In 2016, The New York Times published an in-depth story about the Foxconn facility that assembles iPhones in Zhengzhou.
“Running at full tilt, the factory here, owned and operated by Apple’s manufacturing partner Foxconn, can produce 500,000 iPhones a day,” reported The Times. “Locals now refer to Zhengzhou as ‘iPhone City.’”
“The local government has proved instrumental, doling out more than $1.5 billion to Foxconn to build large sections of the factory and nearby employee housing,” said The Times.
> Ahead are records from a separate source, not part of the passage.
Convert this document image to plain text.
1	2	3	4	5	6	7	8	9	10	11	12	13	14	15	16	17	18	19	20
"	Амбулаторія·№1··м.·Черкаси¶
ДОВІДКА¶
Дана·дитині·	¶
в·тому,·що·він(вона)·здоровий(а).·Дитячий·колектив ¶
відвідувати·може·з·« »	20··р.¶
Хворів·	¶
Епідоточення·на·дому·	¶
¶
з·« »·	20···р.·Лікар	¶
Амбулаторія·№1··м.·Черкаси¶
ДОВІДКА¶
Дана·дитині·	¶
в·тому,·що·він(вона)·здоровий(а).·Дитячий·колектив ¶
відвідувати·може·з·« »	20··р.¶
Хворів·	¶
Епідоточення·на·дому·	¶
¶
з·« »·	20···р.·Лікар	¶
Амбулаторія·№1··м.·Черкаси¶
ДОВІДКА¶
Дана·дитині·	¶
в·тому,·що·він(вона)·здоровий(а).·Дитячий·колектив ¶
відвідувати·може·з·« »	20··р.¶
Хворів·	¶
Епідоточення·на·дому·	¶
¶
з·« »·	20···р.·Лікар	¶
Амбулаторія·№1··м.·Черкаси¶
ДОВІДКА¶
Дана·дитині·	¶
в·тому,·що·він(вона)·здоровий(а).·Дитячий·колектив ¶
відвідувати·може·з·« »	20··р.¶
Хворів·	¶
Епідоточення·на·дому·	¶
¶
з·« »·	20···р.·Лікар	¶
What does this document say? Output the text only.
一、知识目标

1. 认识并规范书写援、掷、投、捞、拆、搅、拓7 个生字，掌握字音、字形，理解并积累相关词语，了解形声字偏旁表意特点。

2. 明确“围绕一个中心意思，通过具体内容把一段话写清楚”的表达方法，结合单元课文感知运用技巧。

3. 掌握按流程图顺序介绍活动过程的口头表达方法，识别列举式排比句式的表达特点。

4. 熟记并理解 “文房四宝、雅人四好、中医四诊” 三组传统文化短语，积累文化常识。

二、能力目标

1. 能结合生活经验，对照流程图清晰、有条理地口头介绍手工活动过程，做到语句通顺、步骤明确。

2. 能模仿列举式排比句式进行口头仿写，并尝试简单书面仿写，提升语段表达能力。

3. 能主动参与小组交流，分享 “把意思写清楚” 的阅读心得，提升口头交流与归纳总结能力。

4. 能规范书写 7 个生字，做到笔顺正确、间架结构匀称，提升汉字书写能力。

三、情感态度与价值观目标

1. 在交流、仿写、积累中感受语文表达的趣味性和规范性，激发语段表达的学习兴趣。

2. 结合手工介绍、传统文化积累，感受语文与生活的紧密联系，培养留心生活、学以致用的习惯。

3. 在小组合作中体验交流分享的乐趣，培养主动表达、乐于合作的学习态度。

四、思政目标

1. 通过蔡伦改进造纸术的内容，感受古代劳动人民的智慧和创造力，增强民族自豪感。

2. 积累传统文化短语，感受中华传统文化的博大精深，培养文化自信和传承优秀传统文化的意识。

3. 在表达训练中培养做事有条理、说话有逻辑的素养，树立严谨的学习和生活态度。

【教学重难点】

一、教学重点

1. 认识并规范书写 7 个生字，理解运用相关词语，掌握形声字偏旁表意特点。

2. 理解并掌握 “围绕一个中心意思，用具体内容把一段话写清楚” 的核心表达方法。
“It helps cover continuing energy and transportation costs for the operation,” said The Times. “It recruits workers for the assembly line. It pays bonuses to the factory for meeting export targets. All of it in support of iPhone production.”
Is this free enterprise?
Is the Apple iPhone an American product?
Apple’s relationship with the United States of America and American workers helps illuminate some trends in the modern American economy.
The United States normalized relations with the People’s Republic of China in 1979 and gave it most-favored-nation status the next year, according to CRS. In 1985, the first year for which the Census Bureau has published U.S.-China trade data online, the U.S. ran a $6,000,000 merchandise trade deficit with China. That equaled approximately $13,791,382 in December 2018 dollars (adjusted using the Bureau of Labor Statistics inflation calculator).
In 2018, according to the Census Bureau, the U.S. ran a $419,162,000,000 merchandise trade deficit with China.
That means that in inflation-adjusted dollars, our merchandise trade deficit with China was 30,393 times bigger last year than it was 33 years before then.
Who is winning this competition?
In January 1980, the year we extended most-favored-nation status to the People’s Republic of China, there were 19,282,000 Americans employed in manufacturing, according to the Bureau of Labor Statistics. This January, there were only 12,826,000. As our population and economy grew, we lost 6,456,000 manufacturing jobs.
At the same time America was losing manufacturing jobs, Americans who did not attend college were losing income.
In 1980, according to the Census Bureau Table H-14, American households where the householder was 25 and older and had finished four years of high school but not attended college had a median income of $55,777 in constant 2017 dollars.
In 2017, according to Table H-13, households where the householder was 25 and older and had graduated from high school but not attended college had a median income of $44,970 in constant 2017 dollars.
From 1980 to 2017, the real median income of households headed by Americans who completed high school but did not attend college dropped by $10,807 — or about 19.4 percent.
Those American householders now have little hope of getting a job assembling an iPhone — unless they can somehow get a Chinese work visa and move to Zhengzhou.
And even if they were to do so, as The New York Times reported, they would join a workforce whose wages start at $3.15 per hour.
The U.S. Constitution united the American people in a vast free-trade zone that was coterminous with our international borders. It gave Congress the power to impose duties on foreign imports.
It did not envision creating a free-trade zone between this free republic and a People’s Republic.